O episódio mais recente dessa escalada de ataques ocorreu após a morte de David Beckhauser Herold, conhecido como “Americano”, figura central na facção catarinense, o que desencadeou uma série de confrontos sangrentos.
O estopim para a violência: David Beckhauser Herold, o “Americano”, foi assassinado no dia 2 de outubro de 2024 na Vila Nova Cachoeirinha, em São Paulo. Aos 34 anos, Americano já havia cumprido pena por homicídio e era uma peça-chave no tráfico de drogas em Santa Catarina. Seu apelido vem do tempo que passou servindo no Exército dos Estados Unidos, onde adquiriu habilidades de combate que o tornaram um dos criminosos mais temidos de sua facção.

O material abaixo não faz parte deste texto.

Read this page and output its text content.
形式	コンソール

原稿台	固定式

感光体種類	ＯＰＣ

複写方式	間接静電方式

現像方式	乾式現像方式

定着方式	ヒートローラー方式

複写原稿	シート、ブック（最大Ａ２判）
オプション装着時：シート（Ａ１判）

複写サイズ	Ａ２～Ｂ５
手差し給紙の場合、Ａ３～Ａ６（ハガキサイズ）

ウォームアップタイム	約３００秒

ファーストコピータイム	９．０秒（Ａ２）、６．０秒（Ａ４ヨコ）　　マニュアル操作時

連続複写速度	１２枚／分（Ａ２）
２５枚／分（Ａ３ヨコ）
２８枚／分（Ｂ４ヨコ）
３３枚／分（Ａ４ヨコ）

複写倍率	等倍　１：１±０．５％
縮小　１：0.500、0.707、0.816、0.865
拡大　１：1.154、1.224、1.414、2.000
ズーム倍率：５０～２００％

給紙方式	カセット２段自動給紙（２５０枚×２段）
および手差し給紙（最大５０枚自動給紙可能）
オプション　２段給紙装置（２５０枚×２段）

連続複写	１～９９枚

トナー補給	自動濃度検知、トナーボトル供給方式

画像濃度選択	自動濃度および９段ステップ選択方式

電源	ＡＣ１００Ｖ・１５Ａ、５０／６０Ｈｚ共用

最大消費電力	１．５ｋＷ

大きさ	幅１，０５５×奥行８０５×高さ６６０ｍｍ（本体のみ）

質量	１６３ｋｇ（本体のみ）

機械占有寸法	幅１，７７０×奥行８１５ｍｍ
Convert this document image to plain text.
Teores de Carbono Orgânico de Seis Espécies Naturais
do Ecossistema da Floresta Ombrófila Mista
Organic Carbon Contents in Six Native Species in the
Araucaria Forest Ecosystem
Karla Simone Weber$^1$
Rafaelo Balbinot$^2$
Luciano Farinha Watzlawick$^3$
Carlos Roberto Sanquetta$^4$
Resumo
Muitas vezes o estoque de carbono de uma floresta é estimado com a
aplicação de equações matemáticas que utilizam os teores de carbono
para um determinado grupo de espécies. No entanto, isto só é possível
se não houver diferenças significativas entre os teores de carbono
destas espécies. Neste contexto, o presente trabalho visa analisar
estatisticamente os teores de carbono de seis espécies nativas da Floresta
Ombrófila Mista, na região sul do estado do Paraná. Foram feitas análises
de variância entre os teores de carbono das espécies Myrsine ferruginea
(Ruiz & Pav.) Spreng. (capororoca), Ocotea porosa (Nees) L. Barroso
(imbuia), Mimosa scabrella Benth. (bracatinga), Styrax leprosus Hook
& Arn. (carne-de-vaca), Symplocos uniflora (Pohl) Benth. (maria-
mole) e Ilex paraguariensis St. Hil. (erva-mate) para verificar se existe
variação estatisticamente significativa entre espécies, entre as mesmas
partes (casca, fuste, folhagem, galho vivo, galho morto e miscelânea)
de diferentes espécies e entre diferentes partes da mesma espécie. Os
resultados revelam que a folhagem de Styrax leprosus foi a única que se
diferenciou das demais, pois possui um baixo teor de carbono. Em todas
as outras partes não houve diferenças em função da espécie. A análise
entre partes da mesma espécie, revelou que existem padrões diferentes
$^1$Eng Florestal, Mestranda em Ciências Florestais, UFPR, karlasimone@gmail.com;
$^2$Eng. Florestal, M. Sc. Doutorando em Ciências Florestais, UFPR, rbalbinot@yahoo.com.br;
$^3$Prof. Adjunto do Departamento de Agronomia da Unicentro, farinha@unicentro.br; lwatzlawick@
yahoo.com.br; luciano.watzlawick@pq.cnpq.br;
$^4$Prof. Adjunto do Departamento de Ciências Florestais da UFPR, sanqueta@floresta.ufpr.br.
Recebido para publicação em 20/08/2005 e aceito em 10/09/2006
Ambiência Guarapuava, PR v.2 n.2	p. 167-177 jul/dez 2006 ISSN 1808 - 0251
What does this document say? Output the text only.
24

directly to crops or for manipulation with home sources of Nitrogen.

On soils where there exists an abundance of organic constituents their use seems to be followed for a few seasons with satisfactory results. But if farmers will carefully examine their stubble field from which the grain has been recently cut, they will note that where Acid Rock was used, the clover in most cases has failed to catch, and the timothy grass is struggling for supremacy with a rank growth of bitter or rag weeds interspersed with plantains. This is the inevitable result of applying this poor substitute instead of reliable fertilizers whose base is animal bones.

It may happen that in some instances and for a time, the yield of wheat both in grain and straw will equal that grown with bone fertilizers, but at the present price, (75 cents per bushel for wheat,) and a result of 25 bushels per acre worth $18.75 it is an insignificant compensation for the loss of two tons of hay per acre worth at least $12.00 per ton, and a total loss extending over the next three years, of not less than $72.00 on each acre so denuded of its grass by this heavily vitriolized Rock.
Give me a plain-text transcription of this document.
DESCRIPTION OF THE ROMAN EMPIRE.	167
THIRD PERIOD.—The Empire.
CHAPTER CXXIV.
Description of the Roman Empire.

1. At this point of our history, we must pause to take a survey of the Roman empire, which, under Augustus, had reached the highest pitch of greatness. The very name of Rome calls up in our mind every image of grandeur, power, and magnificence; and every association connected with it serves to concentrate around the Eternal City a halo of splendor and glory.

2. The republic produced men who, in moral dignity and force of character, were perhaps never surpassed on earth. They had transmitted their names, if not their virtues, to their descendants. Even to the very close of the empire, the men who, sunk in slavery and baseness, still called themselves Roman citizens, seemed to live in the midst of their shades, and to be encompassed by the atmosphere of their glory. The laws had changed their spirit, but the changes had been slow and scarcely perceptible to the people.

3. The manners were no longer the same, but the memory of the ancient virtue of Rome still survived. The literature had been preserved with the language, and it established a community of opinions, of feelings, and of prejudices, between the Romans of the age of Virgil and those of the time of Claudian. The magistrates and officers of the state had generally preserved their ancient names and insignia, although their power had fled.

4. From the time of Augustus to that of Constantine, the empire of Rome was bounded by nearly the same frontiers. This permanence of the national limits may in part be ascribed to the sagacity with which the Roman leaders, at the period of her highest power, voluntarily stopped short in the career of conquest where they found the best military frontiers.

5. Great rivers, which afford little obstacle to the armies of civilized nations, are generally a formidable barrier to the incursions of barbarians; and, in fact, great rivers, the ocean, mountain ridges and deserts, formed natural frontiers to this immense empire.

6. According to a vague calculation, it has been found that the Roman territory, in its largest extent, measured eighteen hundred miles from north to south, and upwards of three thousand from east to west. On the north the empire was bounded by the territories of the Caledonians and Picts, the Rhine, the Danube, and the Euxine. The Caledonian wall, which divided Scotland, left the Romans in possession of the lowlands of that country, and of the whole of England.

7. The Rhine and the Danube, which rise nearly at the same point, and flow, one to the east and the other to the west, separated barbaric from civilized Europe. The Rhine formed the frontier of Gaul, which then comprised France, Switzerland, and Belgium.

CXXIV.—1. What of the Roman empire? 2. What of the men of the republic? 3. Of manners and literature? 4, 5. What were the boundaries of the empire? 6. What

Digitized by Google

Quem era o ‘Americano’: David Beckhauser Herold, mais conhecido como “Americano”, foi uma figura central no submundo do crime em Santa Catarina e São Paulo, mas sua trajetória começou bem longe desse cenário. Nascido em Florianópolis, ele teve uma vida marcada por sua dupla cidadania e por seu tempo servindo no Exército dos Estados Unidos, onde participou da Guerra do Iraque. Foi justamente essa experiência de combate que o transformou em um homem temido e respeitado, tanto por aliados quanto por rivais no mundo do crime.
Americano ganhou notoriedade por ser um “bicho pra frente”, como poucos em sua época. Quem conviveu com ele afirma que David não tinha medo de enfrentar qualquer adversidade, fosse nas ruas de Florianópolis ou nos territórios de guerra em que atuou no Oriente Médio. Sua frieza e capacidade de estratégia, adquiridas nas Forças Armadas, o colocaram em uma posição de destaque no PGC, o Primeiro Grupo Catarinense. Muitos relatam que ninguém ousava fazer frente a ele, e isso gerou um respeito absoluto dentro da facção.
Apesar de sua ascensão no crime organizado, nos últimos anos, David havia adotado uma postura mais tranquila. Após um longo período preso por homicídio – condenação que o mantinha sob o radar das forças de segurança de Santa Catarina –, ele parecia estar buscando uma vida diferente. Já em liberdade, David se dedicou à produção musical em São Paulo, trabalhando com artistas como o cantor de trap Boladin 211. No entanto, seu passado não o deixaria em paz.
No dia 2 de outubro de 2024, Americano foi brutalmente assassinado na Zona Norte de São Paulo, durante a gravação de um videoclipe. Dois homens desconhecidos abriram fogo contra David, disparando mais de 60 tiros. As testemunhas ficaram atônitas com a violência do ataque. “Vi muitos tiros. Um atrás do outro. Parecia barulho de moto, mas era tiro. Todo mundo saiu correndo”, relatou uma testemunha que estava próxima ao local. O ataque foi tão intenso que atingiu um veículo nas proximidades, e David morreu no local, sem chance de defesa.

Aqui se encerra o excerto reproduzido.